In February 2007, Indonesia, along with Brunei Darussalam and Malaysia, signed the Heart of Borneo (HoB) Declaration as a sign of their commitment to conserve and sustainably develop a 220,000-square-kilometer treasure trove of unique and endangered animals, such as the orangutan and pigmy elephant, and magnificent
plants, like the world’s largest flower — the rafflesia.

Global conservation organization World Wildlife Fund (WWF) has long been a supporter of the trilateral approach to conservation and sustainable development in Borneo. At the event in Rio, in recognition of the critical role Indonesia played in this process, WWF director general Jim Leape presented the Yudhoyono with a special advance copy of a new WWF report entitled “The Heart of Borneo: Investing in Nature for a Green Economy”, which outlines a pathway to a green economy in Borneo.

In doing so, Leape reaffirmed WWF’s commitment to support the Indonesian government’s quest for a sustainable future and paid tribute to its approach to sustainability and the proper valuation of natural capital, which is a feature of the new report.

Showcasing the vitally important values of Borneo’s ecosystems and biodiversity, the report highlights environmental costs and forgone revenues in the current economy as a result of a failure to take into account the value of natural capital.
 
More than just highlighting the problems, the report presents policy solution options and economic instruments to use, as well as on-the-ground and cross-cutting interventions to improve the situation with useful targets and indicators to measure progress along the way.

Put simply, the report supports President Yudhoyono’s aspirations by showing how the pursuit of green economic growth can drive both sustained economic development and environmental conservation in a
place like Borneo.


This report comes at a critical time as natural capital of Borneo has been sharply eroded in recent years. Ecosystem goods and services have declined and predicted climate change will exacerbate the problem, with increased risk of floods and fires, as well as the duration and intensity of wet and dry seasons.

In particular, the report notes the long-term effect unsustainable practices of the forestry, palm oil and mining sectors are having on other sectors in society.

However, the aim is not to single out these industries for criticism, but rather to highlight the fact that their erosion of natural capital leads to a corresponding erosion of long-term economic viability.
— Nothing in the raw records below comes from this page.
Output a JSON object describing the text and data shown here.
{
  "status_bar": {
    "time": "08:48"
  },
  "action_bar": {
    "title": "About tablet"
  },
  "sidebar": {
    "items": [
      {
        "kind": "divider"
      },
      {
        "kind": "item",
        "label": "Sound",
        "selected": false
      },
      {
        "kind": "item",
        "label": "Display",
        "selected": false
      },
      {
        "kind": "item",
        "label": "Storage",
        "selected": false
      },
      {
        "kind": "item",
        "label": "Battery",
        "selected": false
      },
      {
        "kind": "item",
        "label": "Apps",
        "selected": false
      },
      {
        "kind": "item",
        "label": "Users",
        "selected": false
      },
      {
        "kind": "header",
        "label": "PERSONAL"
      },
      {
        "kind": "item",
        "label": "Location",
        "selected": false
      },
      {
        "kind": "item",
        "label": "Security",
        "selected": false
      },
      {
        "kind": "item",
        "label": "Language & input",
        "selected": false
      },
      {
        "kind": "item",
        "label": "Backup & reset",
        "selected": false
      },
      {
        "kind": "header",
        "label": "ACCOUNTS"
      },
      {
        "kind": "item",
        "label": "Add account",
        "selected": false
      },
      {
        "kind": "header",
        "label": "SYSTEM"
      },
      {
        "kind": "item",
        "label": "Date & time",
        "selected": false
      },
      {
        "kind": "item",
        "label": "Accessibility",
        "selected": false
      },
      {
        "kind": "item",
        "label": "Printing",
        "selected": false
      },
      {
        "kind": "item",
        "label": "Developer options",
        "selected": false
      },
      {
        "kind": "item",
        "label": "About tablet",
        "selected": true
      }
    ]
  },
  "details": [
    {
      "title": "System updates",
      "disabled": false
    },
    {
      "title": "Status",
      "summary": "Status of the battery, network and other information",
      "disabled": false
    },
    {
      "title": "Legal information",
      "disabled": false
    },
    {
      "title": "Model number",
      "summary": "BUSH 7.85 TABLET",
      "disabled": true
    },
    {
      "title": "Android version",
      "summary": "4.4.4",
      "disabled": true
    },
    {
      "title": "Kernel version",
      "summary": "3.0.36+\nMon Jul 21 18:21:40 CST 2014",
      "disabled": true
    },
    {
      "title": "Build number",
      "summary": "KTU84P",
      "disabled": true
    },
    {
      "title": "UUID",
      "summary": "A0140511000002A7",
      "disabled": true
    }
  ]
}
According to economic modeling featured in the report, under a business-as-usual scenario, by 2020, the environmental costs of economic growth are estimated to outweigh revenues from the use of natural capital.

You cannot spend more than you earn without building up a huge and crippling amount of debt. In recent times, the world has seen how mismanagement of the world’s financial capital has done drastic and long-standing damage to societies. The same will be true if we mismanage our natural capital — only the damage will be measured in generations of suffering.

What is not well understood is that far from the spirit-crushing austerity packages that are being introduced in European countries as a cure for their financial crises, a move towards the preservation and restocking of our natural capital brings with it many benefits.

WWF modeling, used in the report, shows a move to value natural capital and the adoption of a green economy approach actually reduces poverty, provides more rapid growth, stronger local economies and enhanced resilience to climate change — factors which all support President Yudhoyono’s four pillars of national development.

The findings and recommendations of the report were featured in several events during the Rio+20 Summit and the following website, www.hobgreeneconomy.org, provides a window to the world for the green development activities in Borneo.

Despite the many disappointments of Rio, Indonesia has earned the opportunity to lead the world and show, with tangible on-ground examples from places like Borneo, what a green economy can look like. Let’s hope the political will and support that now exists can be quickly channeled to implement a green economy in Borneo.

(The author is a leader of the Heart of Borneo Global Initiative. He is based in Jakarta, and recently attended the Rio+20 Summit in Brazil, Jakarta Post, 2 Juli 2012).